What has you convinced you need a woman's model?


----------



## ms1 (Feb 3, 2009)

CougarTrek said:


> I think for $400ish you'd do much better than that bike on a hardtail.
> 
> I think it does hurt to have that "suspension" there. It will add weight and probably rob you of power to the pedals making you work much harder for no benefit (and yes I mean that, no benefit). The suspension (front and back) stinks on that bike.
> 
> ...


Thanks. I'm pretty sure I need a women's model because I'm 5'1" and almost always have an issue with reach on non-women's models. Another place where it can make a difference is the width of the handlebars and size of the grips.

And, I don't believe I need full suspension.


----------



## CougarTrek (Jan 27, 2007)

ms1 said:


> Thanks. I'm pretty sure I need a women's model because I'm 5'1" and almost always have an issue with reach on non-women's models. Another place where it can make a difference is the width of the handlebars and size of the grips.
> 
> And, I don't believe I need full suspension.

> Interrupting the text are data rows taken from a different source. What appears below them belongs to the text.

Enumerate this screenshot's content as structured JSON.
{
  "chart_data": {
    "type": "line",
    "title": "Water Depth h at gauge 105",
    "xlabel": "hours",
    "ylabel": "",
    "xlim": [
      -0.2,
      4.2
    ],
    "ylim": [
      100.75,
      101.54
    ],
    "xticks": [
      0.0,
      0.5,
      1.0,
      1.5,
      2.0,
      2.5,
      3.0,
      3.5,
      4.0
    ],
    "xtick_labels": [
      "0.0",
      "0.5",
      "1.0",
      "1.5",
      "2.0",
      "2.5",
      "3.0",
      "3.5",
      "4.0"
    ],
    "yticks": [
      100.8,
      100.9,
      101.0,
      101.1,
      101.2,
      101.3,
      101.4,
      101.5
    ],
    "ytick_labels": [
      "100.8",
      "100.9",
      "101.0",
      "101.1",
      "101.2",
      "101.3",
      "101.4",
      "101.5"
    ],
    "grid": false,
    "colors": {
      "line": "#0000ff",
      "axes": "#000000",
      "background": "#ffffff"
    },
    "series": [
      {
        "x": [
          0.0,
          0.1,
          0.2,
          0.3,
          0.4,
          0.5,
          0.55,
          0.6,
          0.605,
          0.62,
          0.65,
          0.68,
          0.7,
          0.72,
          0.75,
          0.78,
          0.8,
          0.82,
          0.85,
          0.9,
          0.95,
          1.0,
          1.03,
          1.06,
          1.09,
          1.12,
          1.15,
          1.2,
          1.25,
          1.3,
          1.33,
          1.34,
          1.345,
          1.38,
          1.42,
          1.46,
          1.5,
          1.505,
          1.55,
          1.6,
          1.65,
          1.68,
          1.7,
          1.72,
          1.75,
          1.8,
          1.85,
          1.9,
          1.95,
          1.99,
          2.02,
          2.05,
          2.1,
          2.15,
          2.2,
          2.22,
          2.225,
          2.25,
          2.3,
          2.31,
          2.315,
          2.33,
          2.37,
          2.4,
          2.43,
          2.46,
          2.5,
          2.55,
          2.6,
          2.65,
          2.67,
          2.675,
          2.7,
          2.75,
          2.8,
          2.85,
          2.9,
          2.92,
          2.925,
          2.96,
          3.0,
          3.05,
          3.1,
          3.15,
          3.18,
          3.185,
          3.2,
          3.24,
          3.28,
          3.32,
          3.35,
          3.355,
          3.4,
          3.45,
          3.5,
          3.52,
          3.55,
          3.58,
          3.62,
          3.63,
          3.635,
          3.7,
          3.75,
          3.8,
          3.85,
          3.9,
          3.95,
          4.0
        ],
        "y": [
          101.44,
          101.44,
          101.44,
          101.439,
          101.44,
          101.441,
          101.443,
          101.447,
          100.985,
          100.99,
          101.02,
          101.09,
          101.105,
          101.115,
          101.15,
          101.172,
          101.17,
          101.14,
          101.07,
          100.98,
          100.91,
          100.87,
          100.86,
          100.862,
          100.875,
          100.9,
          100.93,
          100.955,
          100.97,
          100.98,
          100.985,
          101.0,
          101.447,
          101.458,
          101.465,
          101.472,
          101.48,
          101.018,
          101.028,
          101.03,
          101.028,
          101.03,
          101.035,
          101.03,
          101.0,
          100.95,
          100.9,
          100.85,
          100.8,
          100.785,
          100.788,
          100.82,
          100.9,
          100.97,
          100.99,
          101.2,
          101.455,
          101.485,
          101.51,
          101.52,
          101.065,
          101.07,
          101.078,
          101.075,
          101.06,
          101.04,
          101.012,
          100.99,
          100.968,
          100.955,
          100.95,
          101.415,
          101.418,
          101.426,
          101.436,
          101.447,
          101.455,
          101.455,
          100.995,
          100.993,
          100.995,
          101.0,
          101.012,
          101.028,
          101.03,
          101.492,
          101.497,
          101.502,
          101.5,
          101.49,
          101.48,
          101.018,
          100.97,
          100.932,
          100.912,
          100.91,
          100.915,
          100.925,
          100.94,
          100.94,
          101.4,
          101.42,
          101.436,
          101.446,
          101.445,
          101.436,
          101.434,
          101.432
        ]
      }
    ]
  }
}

I'm 4'11" and ride unisex XS and XXS frames. I'd agree you should definitely consider WSD bikes and one of those may be better, but some of the geometry on unisex bikes might surprise you.

Handlebar width is EASILY fixed, especially if you get the bike from the LBS. Grips are a $20 investment to change (ODI ruffins are awesome for my small hands and will run you $20-$25 depending and they are on the expensive side since they are lockons).

The important things are standover and effective top tube length (reach) which you can't change.

I'd focus on getting a solid hardtail with the best fork you can afford. I suspect at your size you are like me and not very heavy. You'll really notice the difference in nicer suspension forks.


----------



## ms1 (Feb 3, 2009)

CougarTrek said:


> I'm 4'11" and ride unisex XS and XXS frames. I'd agree you should definitely consider WSD bikes and one of those may be better, but some of the geometry on unisex bikes might surprise you.
> 
> Handlebar width is EASILY fixed, especially if you get the bike from the LBS. Grips are a $20 investment to change (ODI ruffins are awesome for my small hands and will run you $20-$25 depending and they are on the expensive side since they are lockons).
> 
> ...


Thanks again for your advice. I've decided to pass on the K2 (based on your and others' advice) and I'll take another look at unisex bikes and see if the reach works. I'm not very heavy either. I've hunted on Craigslist, but it's hard to find small frames.

If you have any specific model suggestions, let me know.


----------



## CougarTrek (Jan 27, 2007)

I've had the same unfortunate issue as you searching on craigslist. It's hard to catch smaller frames (and I've been in Denver/Boulder and SF Bay which both have huge craigslist bike sections).

If you like your Trek and just want something more mountain worthy then look at Trek's offerings. You are probably looking at a 15" 4500 WSD from them (which was my first bike). Giant, Specialized, Kona, and Scott are worth looking at and all make nice WSD bikes in addition to their normal line. Novara is not bad in their hardtail line if you want to stay with REI (think REI might carry some of the Scott bikes as well). GT's might be worth a look, but it might be hard to tell what is good from them and what isn't as they make bikes of all quality levels (The avalanche series that you can find in Performance bike shops has a good solid frame, but I haven't ridden one since they were bought out eons ago). My guess is Gary Fishers and Cannondales won't fit you well as they tend to have longer top tubes (reach) than other brands, even in WSD.


----------



## ms1 (Feb 3, 2009)

*Bought a 2003 Trek 4500 instead*

Thanks to Cougar Trek for setting me straight.

I found a barely used 2003 Trek 4500 on Craigslist - 13", non WSD version which fit. I know the components aren't quite what they are on the 2009 4500, but for $210, I'm thrilled. I found some reviews where the guys are complaining of too upright a position for aggressive downhill, but of course that's why the reach fits me in a non-WSD. If only it would warm up around here, so I could ride it.

Here it is:
http://www.trekbikes.com/int/en/bikes/2003/archive/4500


----------